Parent-subsidiary exemption: Spanish court recognises its application to a Luxembourg holding company

The Spanish National High Court (‘the High Court’) has issued a judgment (‘the judgment’) on the entitlement of a non-resident taxpayer to the parent-subsidiary exemption following a tax audit of the recipient of the dividends .

The parent-subsidiary exemption is set out in article 14.1.(h) of Royal Legislative Decree 5/2004, which implements Council Directive 2011/96/EU (‘the Parent Subsidiary Directive’). The judgment was the first on the exemption since the European Court of Justice (ECJ) judgments issued in the Equiom case (C-6/16), the Deister Holding case (C­504/16 and C-613/16) and the Danish Cases (C-116/16 and C-117/16) (‘the ECJ dividend cases’).

A team from Freshfields’ Madrid office led by partner Silvia Paternain and senior associate Álvaro Fernández advised throughout the entire administrative and judicial procedure.

The judgment was issued against the background of the Spanish tax administration (STA) and the administrative courts interpreting certain paragraphs of the Danish Cases in isolation, without considering the ECJ’s main conclusions. This resulted in a significant increase in tax audits of holding companies tax resident in the EU controlled by non-EU investors, which generated widespread concern among tax practitioners.


The taxpayer – a Luxembourg holding company engaged in the purchase, sale and management of shareholdings (‘the company’) – carries out material investments in different jurisdictions (including Spain).

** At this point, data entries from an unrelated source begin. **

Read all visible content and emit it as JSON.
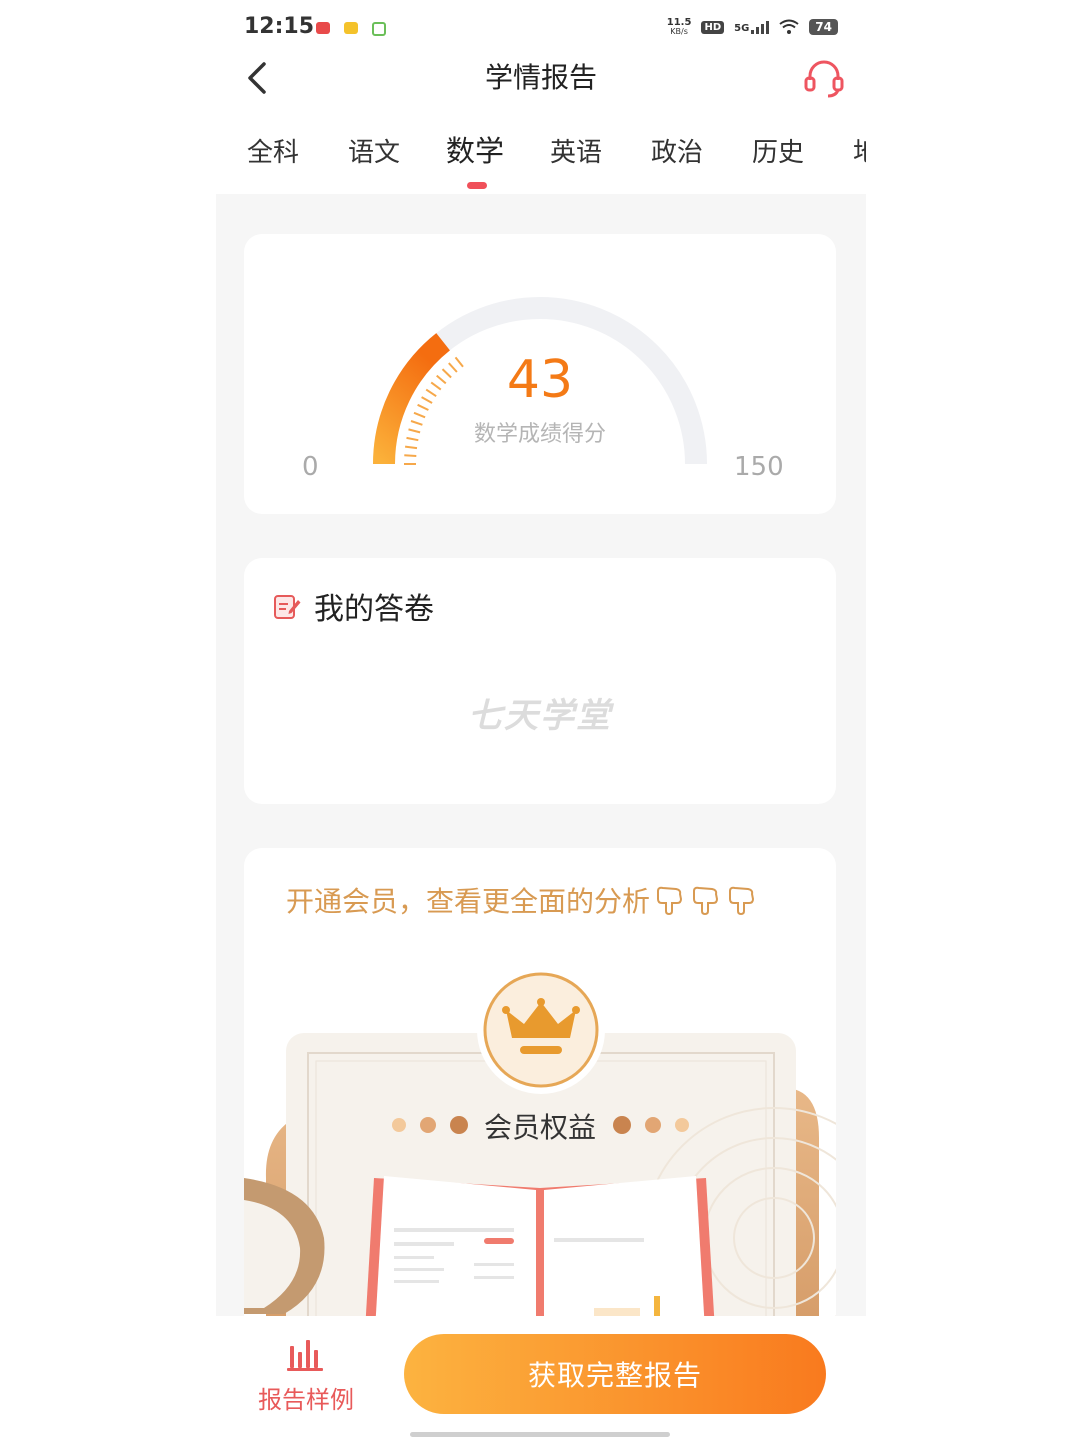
{
  "status": {
    "time": "12:15",
    "speed_top": "11.5",
    "speed_bottom": "KB/s",
    "hd": "HD",
    "net": "5G",
    "battery": "74"
  },
  "nav": {
    "title": "学情报告"
  },
  "tabs": [
    {
      "label": "全科"
    },
    {
      "label": "语文"
    },
    {
      "label": "数学"
    },
    {
      "label": "英语"
    },
    {
      "label": "政治"
    },
    {
      "label": "历史"
    },
    {
      "label": "地"
    }
  ],
  "active_tab": "数学",
  "score_card": {
    "score": "43",
    "label": "数学成绩得分",
    "min": "0",
    "max": "150",
    "score_value": 43,
    "score_max": 150
  },
  "answer_card": {
    "title": "我的答卷",
    "watermark": "七天学堂"
  },
  "member_card": {
    "promo": "开通会员，查看更全面的分析",
    "benefits_label": "会员权益"
  },
  "bottom": {
    "sample_label": "报告样例",
    "cta_label": "获取完整报告"
  },
  "colors": {
    "accent": "#f47a16",
    "tab_indicator": "#f0505a",
    "promo_text": "#d89a52",
    "sample_red": "#e85a5a"
  }
}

The company does not have employees and its sole shareholder is a non-EU entity. The company received dividends from a Spanish company that were subject to withholding tax. The company requested the refund of the tax due (15 per cent).

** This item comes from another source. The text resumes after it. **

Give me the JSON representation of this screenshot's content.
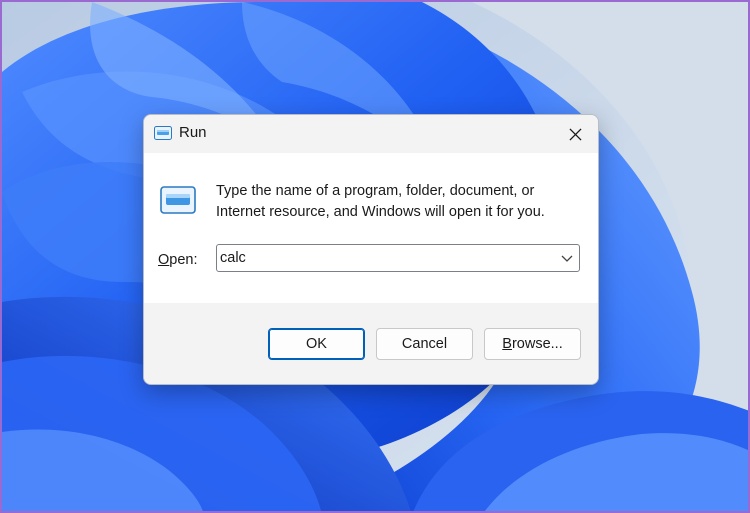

However, following an audit of the Luxembourg company, Spain’s tax authorities rejected the company’s right to apply the parent-subsidiary exemption because:

  • 100 per cent of the Luxembourg company’s share capital is held directly by a non-EU company; and
  • the company failed to prove it was incorporated for valid economic reasons.

The judgment

The High Court followed the ECJ dividend cases, confirming that the STA, and not the taxpayer, should bear the burden of proof when determining whether the main purpose of the entity receiving the dividends is to benefit from the parent-subsidiary exemption, thus indicating an abuse/fraudulent use of the legal provision.

In addition, the court confirmed that EU holding companies can benefit from the parent-subsidiary exemption if they can show that, according to a set of objective and subjective elements, there is no abusive or fraudulent use of the provisions.

The High Court affirmed that, in this particular case, the Spanish tax authorities had failed to prove that the company was not incorporated for valid economic reasons (hence the parent-subsidiary exemption should be recognised with no further consideration). It also accepted the valid business reasons underpinning the company.

In reaching this conclusion, the court decided that:

  • the company had been investing in companies in different jurisdictions since its incorporation;
  • the company was incorporated and made relevant investments prior to its acquisition of a share in the entity distributing the dividends in question;
  • dividends distributed by the Spanish entity were managed by the company with a view to optimising the use of cash and reinvesting, with such investments being approved and executed by the board of directors; and
  • dividends distributed by the Spanish entity were, although significant, only a portion of the total income obtained by the holding entity from its multiple investments.

Finally, the High Court concluded that the fact that the company is controlled by a non-EU company is not enough to regard the company as an instrumental vehicle. This is because such an interpretation would deny any subsidiary wholly owned by its parent company the entitlement to benefit from the Spanish parent-subsidiary exemption. In this regard, the High Court asserted that a subsidiary can act on an autonomous basis even if the decision-making sits with its parent company, as this is an inherent characteristic of corporate groups.